Гермиона хотела возразить, но увидела выражение его лица и осеклась. Это был не героизм. Это было отчаяние человека, который снова видел, как мир, за который он сражался, начинает гнить изнутри.
Он сел напротив студентки, вынул палочку, но не направил на нее. Он просто закрыл глаза и сосредоточился, потянувшись к ее сознанию не силой, а… эмпатией. Он вспомнил то чувство вселенского одиночества у ледяного символа.
Его сознание коснулось ее разума, и его тут же отбросило назад ментальной пощечиной. Это не был барьер. Это была… плотность. Словно он пытался просунуть руку в ртуть. Он попробовал снова, мягче, настойчивее. И нашел трещину.
Он проскользнул внутрь.
То, что он увидел, не было воспоминанием. Это был отпечаток, окаменелость чужого опыта.
Не было образов, только ощущения.
ОЩУЩЕНИЕ падения сквозь ледяную пустоту.
ЗВУК тысяч разбивающихся стеклянных миров.
ЗАПАХ озона и горящего металла.
ЧУВСТВО нечеловеческой ответственности на плечах, тяжести целой цивилизации.
ВКУС пепла на губах.
И сквозь все это — одна-единственная, кристально ясная картина.

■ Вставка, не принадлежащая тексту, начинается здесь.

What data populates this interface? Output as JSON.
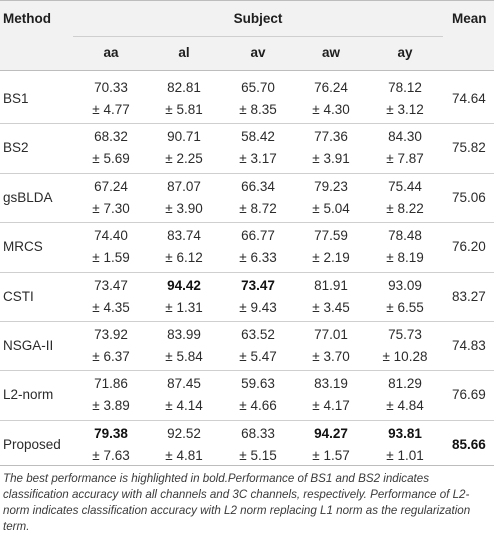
{
  "table": {
    "headers": {
      "method": "Method",
      "subject": "Subject",
      "mean": "Mean",
      "subjects": [
        "aa",
        "al",
        "av",
        "aw",
        "ay"
      ]
    },
    "rows": [
      {
        "method": "BS1",
        "values": [
          "70.33",
          "82.81",
          "65.70",
          "76.24",
          "78.12"
        ],
        "sds": [
          "± 4.77",
          "± 5.81",
          "± 8.35",
          "± 4.30",
          "± 3.12"
        ],
        "mean": "74.64"
      },
      {
        "method": "BS2",
        "values": [
          "68.32",
          "90.71",
          "58.42",
          "77.36",
          "84.30"
        ],
        "sds": [
          "± 5.69",
          "± 2.25",
          "± 3.17",
          "± 3.91",
          "± 7.87"
        ],
        "mean": "75.82"
      },
      {
        "method": "gsBLDA",
        "values": [
          "67.24",
          "87.07",
          "66.34",
          "79.23",
          "75.44"
        ],
        "sds": [
          "± 7.30",
          "± 3.90",
          "± 8.72",
          "± 5.04",
          "± 8.22"
        ],
        "mean": "75.06"
      },
      {
        "method": "MRCS",
        "values": [
          "74.40",
          "83.74",
          "66.77",
          "77.59",
          "78.48"
        ],
        "sds": [
          "± 1.59",
          "± 6.12",
          "± 6.33",
          "± 2.19",
          "± 8.19"
        ],
        "mean": "76.20"
      },
      {
        "method": "CSTI",
        "values": [
          "73.47",
          "94.42",
          "73.47",
          "81.91",
          "93.09"
        ],
        "sds": [
          "± 4.35",
          "± 1.31",
          "± 9.43",
          "± 3.45",
          "± 6.55"
        ],
        "mean": "83.27"
      },
      {
        "method": "NSGA-II",
        "values": [
          "73.92",
          "83.99",
          "63.52",
          "77.01",
          "75.73"
        ],
        "sds": [
          "± 6.37",
          "± 5.84",
          "± 5.47",
          "± 3.70",
          "± 10.28"
        ],
        "mean": "74.83"
      },
      {
        "method": "L2-norm",
        "values": [
          "71.86",
          "87.45",
          "59.63",
          "83.19",
          "81.29"
        ],
        "sds": [
          "± 3.89",
          "± 4.14",
          "± 4.66",
          "± 4.17",
          "± 4.84"
        ],
        "mean": "76.69"
      },
      {
        "method": "Proposed",
        "values": [
          "79.38",
          "92.52",
          "68.33",
          "94.27",
          "93.81"
        ],
        "sds": [
          "± 7.63",
          "± 4.81",
          "± 5.15",
          "± 1.57",
          "± 1.01"
        ],
        "mean": "85.66"
      }
    ],
    "bold_cells": [
      {
        "row": 4,
        "col": 1
      },
      {
        "row": 4,
        "col": 2
      },
      {
        "row": 7,
        "col": 0
      },
      {
        "row": 7,
        "col": 3
      },
      {
        "row": 7,
        "col": 4
      },
      {
        "row": 7,
        "col": "mean"
      }
    ]
  },
  "footnote": "The best performance is highlighted in bold.Performance of BS1 and BS2 indicates classification accuracy with all channels and 3C channels, respectively. Performance of L2-norm indicates classification accuracy with L2 norm replacing L1 norm as the regularization term."
}
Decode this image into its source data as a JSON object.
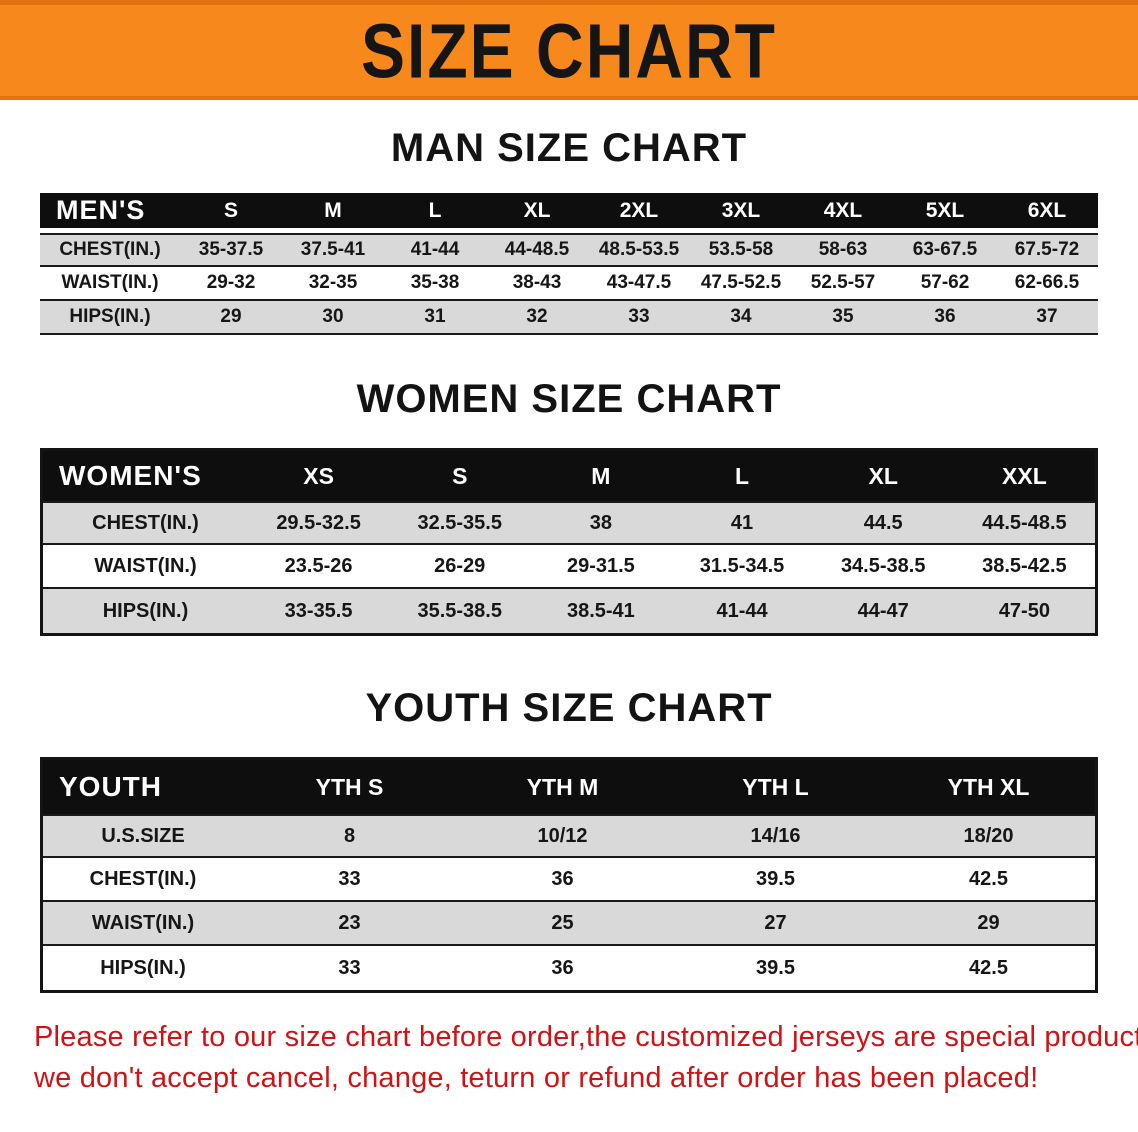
{
  "banner": {
    "title": "SIZE CHART"
  },
  "colors": {
    "banner_bg": "#f6881c",
    "header_bg": "#0e0e0e",
    "row_gray": "#d9d9d9",
    "notice_red": "#cf1315"
  },
  "sections": [
    {
      "id": "men",
      "heading": "MAN SIZE CHART",
      "corner_label": "MEN'S",
      "sizes": [
        "S",
        "M",
        "L",
        "XL",
        "2XL",
        "3XL",
        "4XL",
        "5XL",
        "6XL"
      ],
      "rows": [
        {
          "label": "CHEST(IN.)",
          "values": [
            "35-37.5",
            "37.5-41",
            "41-44",
            "44-48.5",
            "48.5-53.5",
            "53.5-58",
            "58-63",
            "63-67.5",
            "67.5-72"
          ]
        },
        {
          "label": "WAIST(IN.)",
          "values": [
            "29-32",
            "32-35",
            "35-38",
            "38-43",
            "43-47.5",
            "47.5-52.5",
            "52.5-57",
            "57-62",
            "62-66.5"
          ]
        },
        {
          "label": "HIPS(IN.)",
          "values": [
            "29",
            "30",
            "31",
            "32",
            "33",
            "34",
            "35",
            "36",
            "37"
          ]
        }
      ]
    },
    {
      "id": "women",
      "heading": "WOMEN SIZE CHART",
      "corner_label": "WOMEN'S",
      "sizes": [
        "XS",
        "S",
        "M",
        "L",
        "XL",
        "XXL"
      ],
      "rows": [
        {
          "label": "CHEST(IN.)",
          "values": [
            "29.5-32.5",
            "32.5-35.5",
            "38",
            "41",
            "44.5",
            "44.5-48.5"
          ]
        },
        {
          "label": "WAIST(IN.)",
          "values": [
            "23.5-26",
            "26-29",
            "29-31.5",
            "31.5-34.5",
            "34.5-38.5",
            "38.5-42.5"
          ]
        },
        {
          "label": "HIPS(IN.)",
          "values": [
            "33-35.5",
            "35.5-38.5",
            "38.5-41",
            "41-44",
            "44-47",
            "47-50"
          ]
        }
      ]
    },
    {
      "id": "youth",
      "heading": "YOUTH SIZE CHART",
      "corner_label": "YOUTH",
      "sizes": [
        "YTH S",
        "YTH M",
        "YTH L",
        "YTH XL"
      ],
      "rows": [
        {
          "label": "U.S.SIZE",
          "values": [
            "8",
            "10/12",
            "14/16",
            "18/20"
          ]
        },
        {
          "label": "CHEST(IN.)",
          "values": [
            "33",
            "36",
            "39.5",
            "42.5"
          ]
        },
        {
          "label": "WAIST(IN.)",
          "values": [
            "23",
            "25",
            "27",
            "29"
          ]
        },
        {
          "label": "HIPS(IN.)",
          "values": [
            "33",
            "36",
            "39.5",
            "42.5"
          ]
        }
      ]
    }
  ],
  "footer": {
    "line1": "Please refer to our size chart before order,the customized jerseys are special products,",
    "line2": "we don't accept cancel, change, teturn or refund after order has been placed!"
  }
}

Не видение, а концепция, выжженная в самой структуре разума.
Щит. Огромный, круглый, несокрушимый щит в руках девушки, стоящей спиной к нему. Она была одна против ревущего, безликого хаоса, против океана тьмы, из которого лезли когтистые тени. Она не могла победить. Она могла лишь стоять. И она стояла.
Потом образ исчез, и Гарри выбросило из чужого сознания. Он тяжело дышал, по лицу катился холодный пот.
— Что ты видел? — прошептала Гермиона.
— Защиту, — выдохнул он. — Отчаянную, безнадежную защиту. Это не было атакой. Это был… крик о помощи. Или ее эхо.
Расследование зашло в глухой тупик. Символы молчали. Жертвы «Синдрома энтропии» продолжали угасать. Свидетели из Хогвартса были бесполезны. Мир медленно погружался в тихий, необъяснимый ужас, а Аврорат гонялся за тенями.